Vector quantisation operates by learning a set of prototype vectors (centroids) from the data and then encoding each vector as a reference to its nearest prototype:

Scalar quantisation reduces the precision of each dimension independently — for example, converting 32-bit floats to 8-bit integers. This is the simplest form: each dimension is linearly mapped from its observed range to 256 integer values. Storage is reduced 4x with modest accuracy loss.

Product quantisation (PQ) splits each vector into subvectors (e.g., a 768-dimensional vector into 48 subvectors of 16 dimensions each) and quantises each subvector independently using its own codebook of 256 centroids. The full vector is then represented as 48 one-byte codes — just 48 bytes instead of 3,072. Distance computation uses precomputed distance tables between the query subvectors and the codebook entries, making it very fast.
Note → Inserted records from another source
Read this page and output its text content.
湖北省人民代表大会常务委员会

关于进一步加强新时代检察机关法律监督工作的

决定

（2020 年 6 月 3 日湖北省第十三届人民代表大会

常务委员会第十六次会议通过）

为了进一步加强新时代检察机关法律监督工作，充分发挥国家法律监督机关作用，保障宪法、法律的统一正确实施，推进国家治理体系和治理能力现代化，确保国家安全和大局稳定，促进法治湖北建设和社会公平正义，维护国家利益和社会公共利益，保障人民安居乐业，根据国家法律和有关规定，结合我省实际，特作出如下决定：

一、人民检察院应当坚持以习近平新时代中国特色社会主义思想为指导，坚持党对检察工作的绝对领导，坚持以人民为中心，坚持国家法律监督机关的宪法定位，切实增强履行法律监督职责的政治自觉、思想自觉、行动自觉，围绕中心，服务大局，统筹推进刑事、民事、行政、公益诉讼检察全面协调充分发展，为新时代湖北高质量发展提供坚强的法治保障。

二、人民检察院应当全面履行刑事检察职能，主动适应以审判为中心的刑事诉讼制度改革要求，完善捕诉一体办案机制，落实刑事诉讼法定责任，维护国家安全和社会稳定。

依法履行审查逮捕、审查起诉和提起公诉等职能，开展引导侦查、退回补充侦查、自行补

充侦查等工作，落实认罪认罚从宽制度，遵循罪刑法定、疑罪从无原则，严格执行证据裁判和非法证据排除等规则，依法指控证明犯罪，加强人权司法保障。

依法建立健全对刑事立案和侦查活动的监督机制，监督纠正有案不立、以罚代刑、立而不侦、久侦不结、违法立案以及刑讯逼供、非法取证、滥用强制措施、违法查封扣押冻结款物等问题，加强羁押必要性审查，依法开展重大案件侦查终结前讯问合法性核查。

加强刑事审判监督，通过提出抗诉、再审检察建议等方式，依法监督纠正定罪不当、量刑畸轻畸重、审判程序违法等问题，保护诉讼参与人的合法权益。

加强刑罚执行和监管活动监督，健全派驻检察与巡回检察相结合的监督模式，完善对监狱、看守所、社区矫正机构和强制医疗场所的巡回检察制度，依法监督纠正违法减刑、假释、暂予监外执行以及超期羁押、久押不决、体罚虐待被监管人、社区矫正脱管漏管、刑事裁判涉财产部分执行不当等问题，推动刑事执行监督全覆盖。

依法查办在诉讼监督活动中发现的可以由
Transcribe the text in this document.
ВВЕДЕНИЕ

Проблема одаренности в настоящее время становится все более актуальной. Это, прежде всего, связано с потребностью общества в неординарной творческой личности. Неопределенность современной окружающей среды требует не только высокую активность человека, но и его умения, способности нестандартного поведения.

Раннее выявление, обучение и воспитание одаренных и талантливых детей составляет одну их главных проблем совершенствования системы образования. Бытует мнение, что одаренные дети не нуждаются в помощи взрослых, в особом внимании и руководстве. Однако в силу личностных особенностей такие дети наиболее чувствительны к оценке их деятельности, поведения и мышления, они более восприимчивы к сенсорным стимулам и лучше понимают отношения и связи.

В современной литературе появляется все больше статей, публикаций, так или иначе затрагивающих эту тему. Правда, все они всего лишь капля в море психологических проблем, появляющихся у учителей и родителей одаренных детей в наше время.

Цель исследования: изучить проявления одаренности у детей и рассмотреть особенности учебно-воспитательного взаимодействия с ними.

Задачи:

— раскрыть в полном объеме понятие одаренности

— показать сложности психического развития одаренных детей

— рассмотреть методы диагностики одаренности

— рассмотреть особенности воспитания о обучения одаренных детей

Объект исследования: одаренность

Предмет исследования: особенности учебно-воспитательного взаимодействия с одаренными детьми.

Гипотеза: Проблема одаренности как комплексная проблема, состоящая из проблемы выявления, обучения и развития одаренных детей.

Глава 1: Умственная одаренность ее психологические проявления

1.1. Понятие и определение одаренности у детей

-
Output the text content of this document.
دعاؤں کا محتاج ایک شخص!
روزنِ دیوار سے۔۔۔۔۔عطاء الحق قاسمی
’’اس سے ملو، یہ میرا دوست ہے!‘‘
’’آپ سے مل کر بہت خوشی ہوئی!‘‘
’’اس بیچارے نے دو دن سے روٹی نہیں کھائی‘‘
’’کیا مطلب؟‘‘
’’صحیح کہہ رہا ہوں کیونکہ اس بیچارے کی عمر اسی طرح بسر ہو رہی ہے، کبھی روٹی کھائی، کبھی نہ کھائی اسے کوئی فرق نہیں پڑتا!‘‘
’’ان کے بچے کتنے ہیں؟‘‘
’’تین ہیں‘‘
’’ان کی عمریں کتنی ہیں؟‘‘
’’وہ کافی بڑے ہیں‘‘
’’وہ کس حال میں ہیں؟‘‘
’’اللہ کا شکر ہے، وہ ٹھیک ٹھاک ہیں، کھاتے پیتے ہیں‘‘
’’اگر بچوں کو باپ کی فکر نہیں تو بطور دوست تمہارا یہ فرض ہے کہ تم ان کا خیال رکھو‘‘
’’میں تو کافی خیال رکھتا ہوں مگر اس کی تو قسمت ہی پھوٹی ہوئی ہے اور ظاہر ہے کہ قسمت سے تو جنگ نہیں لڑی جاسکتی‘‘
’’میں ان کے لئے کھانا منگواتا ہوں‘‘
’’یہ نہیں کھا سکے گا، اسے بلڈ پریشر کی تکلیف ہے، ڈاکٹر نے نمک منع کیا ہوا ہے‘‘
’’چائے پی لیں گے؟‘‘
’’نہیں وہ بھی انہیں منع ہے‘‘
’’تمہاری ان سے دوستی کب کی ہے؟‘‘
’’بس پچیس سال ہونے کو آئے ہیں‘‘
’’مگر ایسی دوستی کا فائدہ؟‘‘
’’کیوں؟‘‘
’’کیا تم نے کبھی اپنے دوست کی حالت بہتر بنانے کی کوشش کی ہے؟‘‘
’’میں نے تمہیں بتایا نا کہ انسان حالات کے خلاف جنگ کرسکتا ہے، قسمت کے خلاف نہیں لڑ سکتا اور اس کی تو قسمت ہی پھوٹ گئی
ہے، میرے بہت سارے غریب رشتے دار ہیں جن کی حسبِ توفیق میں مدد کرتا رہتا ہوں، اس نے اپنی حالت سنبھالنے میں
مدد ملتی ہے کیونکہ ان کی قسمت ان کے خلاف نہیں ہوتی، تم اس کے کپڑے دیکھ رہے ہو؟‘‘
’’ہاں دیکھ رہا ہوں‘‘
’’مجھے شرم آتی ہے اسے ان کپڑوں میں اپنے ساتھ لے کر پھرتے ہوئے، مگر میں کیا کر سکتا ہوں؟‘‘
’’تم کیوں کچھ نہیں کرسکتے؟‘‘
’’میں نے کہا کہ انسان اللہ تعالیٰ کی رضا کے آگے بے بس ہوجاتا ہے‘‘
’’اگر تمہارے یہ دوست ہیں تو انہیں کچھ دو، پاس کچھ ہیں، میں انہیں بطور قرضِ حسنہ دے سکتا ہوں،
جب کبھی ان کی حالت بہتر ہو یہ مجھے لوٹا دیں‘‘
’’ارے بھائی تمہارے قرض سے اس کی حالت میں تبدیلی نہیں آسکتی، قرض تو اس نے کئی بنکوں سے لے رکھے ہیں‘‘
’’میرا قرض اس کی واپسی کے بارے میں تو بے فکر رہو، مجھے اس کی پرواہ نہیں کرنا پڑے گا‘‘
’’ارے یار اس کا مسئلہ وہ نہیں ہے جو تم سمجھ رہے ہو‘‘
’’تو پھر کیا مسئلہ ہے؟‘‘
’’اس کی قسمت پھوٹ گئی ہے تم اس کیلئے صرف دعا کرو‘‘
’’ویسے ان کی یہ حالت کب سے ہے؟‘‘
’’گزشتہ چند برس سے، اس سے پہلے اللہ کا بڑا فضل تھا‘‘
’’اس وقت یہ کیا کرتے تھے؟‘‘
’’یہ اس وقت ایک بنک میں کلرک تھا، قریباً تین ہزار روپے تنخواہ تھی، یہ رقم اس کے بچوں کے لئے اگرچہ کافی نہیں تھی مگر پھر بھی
Optimised Product Quantisation (OPQ) applies a rotation to the vectors before splitting them into subvectors, minimising the information loss caused by independent quantisation of each subvector.

The codebook is learned during index construction using k-means clustering on the training vectors. The quality of quantisation depends on how well the codebook represents the data distribution — codebooks trained on the actual corpus perform better than generic ones.

Quantisation is typically combined with an index structure (IVF+PQ, HNSW+PQ) to get both fast candidate selection and memory-efficient storage.

Common questions

Q: How much accuracy is lost with quantisation?

A: For product quantisation with reasonable parameters, recall typically drops 2-5% compared to full-precision search. The exact loss depends on the data, codebook size, and number of subvectors. This is usually acceptable given the dramatic memory and speed improvements.

Q: Can quantised indexes be updated incrementally?

A: Yes, new vectors can be quantised using the existing codebook and added to the index. However, if the data distribution changes significantly, the codebook may become suboptimal and should be retrained.

References

Robert M. Gray (1984), “Vector Quantization”, Elsevier eBooks.

Artem Babenko et al. (2014), “Additive Quantization for Extreme Vector Compression”, 2014 IEEE Conference on Computer Vision and Pattern Recognition.

Jingtao Zhan et al. (2021), “Jointly Optimizing Query Encoder and Product Quantization to Improve Retrieval Performance”, International Conference on Information and Knowledge Management.